Confirming her intention to start the Women's Equality Party, Toksvig spoke passionately about participating in politics.

It seems the blanket coverage of the 7 May ballot has pushed her into the opposing camp.

"I have made jokes over and over again about politics," she said on Radio 4's Woman's Hour on Thursday morning. "Do you know, this election I've had enough."

"And I have decided that instead of making jokes about it, I need to participate, so I am involved in the founding of a new political party.

"It's called the Women's Equality Party. It is a fantastic group of women - and indeed men - who have decided that enough is enough and we need to make some changes."

Toksvig added that they may well get MPs elected in the 2020 election. The party will have missed the deadline to register for the 2015 vote.

She argued that the current political landscape does not reflect the country.

"Why are people not engaging with politics?" she asked. "Because I don't think the people standing represent the diversity of this country."

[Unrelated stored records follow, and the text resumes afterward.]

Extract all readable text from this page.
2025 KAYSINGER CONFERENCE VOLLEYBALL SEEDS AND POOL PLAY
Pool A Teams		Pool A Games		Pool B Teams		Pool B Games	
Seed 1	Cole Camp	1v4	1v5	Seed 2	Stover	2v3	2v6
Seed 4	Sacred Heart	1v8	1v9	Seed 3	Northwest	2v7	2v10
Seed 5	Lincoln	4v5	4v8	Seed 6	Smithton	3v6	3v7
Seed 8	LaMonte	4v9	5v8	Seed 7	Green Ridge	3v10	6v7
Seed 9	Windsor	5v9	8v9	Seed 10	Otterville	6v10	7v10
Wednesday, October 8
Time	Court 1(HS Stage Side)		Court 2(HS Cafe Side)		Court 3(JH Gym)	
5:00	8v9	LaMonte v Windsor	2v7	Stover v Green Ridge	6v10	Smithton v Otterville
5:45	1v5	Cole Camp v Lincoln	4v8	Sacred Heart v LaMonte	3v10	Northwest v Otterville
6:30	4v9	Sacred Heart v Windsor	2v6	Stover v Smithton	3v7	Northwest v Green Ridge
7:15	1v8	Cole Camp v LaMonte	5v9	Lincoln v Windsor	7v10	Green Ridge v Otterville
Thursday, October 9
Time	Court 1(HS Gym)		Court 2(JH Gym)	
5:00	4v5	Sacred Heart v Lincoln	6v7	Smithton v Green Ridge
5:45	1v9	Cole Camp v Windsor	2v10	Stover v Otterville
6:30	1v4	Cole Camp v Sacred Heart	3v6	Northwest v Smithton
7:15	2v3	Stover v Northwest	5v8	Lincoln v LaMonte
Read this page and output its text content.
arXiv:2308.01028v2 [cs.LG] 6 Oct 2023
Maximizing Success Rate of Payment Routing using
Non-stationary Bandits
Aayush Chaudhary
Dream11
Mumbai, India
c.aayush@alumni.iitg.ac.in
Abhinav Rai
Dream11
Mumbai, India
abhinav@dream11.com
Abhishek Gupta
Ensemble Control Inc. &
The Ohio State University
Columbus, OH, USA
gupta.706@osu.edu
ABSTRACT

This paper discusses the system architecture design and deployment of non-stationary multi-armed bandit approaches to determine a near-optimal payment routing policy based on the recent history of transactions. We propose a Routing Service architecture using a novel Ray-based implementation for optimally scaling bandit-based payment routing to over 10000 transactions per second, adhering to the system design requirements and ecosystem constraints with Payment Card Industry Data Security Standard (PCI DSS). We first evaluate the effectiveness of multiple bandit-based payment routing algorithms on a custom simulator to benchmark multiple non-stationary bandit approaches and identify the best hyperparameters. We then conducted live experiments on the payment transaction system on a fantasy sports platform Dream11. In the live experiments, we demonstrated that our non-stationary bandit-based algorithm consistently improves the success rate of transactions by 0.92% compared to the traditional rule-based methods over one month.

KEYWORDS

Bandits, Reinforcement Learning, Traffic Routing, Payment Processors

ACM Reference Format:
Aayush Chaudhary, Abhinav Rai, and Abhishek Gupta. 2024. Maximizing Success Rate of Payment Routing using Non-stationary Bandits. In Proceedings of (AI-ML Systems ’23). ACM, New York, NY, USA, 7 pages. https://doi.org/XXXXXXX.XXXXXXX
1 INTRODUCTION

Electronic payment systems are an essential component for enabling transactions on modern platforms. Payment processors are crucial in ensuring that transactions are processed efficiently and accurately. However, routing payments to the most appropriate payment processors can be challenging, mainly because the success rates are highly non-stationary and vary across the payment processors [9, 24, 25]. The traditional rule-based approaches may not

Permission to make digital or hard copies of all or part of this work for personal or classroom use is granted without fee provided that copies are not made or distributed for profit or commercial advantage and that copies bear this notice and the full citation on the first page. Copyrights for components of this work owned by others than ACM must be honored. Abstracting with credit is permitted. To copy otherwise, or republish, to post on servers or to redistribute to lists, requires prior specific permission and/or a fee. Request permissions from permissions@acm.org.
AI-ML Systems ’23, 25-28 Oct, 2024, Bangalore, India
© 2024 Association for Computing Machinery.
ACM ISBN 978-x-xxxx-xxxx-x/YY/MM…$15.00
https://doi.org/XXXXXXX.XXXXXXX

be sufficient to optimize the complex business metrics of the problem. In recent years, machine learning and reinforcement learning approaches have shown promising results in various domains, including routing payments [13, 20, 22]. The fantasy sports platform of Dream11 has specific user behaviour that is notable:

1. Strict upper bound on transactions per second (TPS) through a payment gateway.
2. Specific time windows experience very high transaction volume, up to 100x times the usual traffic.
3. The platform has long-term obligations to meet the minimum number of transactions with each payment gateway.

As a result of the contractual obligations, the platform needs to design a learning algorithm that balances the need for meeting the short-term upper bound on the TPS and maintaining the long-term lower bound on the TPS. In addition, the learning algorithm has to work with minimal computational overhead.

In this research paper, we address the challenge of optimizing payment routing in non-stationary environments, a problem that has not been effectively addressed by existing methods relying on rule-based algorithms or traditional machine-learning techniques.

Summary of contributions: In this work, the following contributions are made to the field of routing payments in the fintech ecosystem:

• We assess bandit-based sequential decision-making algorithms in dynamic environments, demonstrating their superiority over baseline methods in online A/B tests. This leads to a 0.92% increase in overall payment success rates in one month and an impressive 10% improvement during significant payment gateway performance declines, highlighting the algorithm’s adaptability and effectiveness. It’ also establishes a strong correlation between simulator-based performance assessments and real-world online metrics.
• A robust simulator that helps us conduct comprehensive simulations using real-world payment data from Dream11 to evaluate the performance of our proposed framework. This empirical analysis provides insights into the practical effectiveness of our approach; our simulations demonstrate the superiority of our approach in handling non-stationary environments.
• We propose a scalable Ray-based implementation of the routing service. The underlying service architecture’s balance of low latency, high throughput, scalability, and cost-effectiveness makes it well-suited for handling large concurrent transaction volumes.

Toksvig believes that the pay gap is just one of the issues that shows women are not taken seriously by the predominantly male people who represent them in Parliament. "There's a huge issue. Women are certainly not equal. How is it that we still have a pay gap? What is it, 45 years since the Equal Pay Act?"

The party's co-founders argue that women are treated as a minority instead of a majority. There were, at the time of the last Census, 31 million men and 32.2 million women in the UK.

Out of 650 elected MPs in the UK, only 143 of them are female, and there are currently only five female Cabinet Ministers.

Running in the 2015 election is the party Justice for Men and Boys, led by Mike Buchanan. They believe that society is too female dominated and the men's issues - such as access to children after a divorce - are sidelined.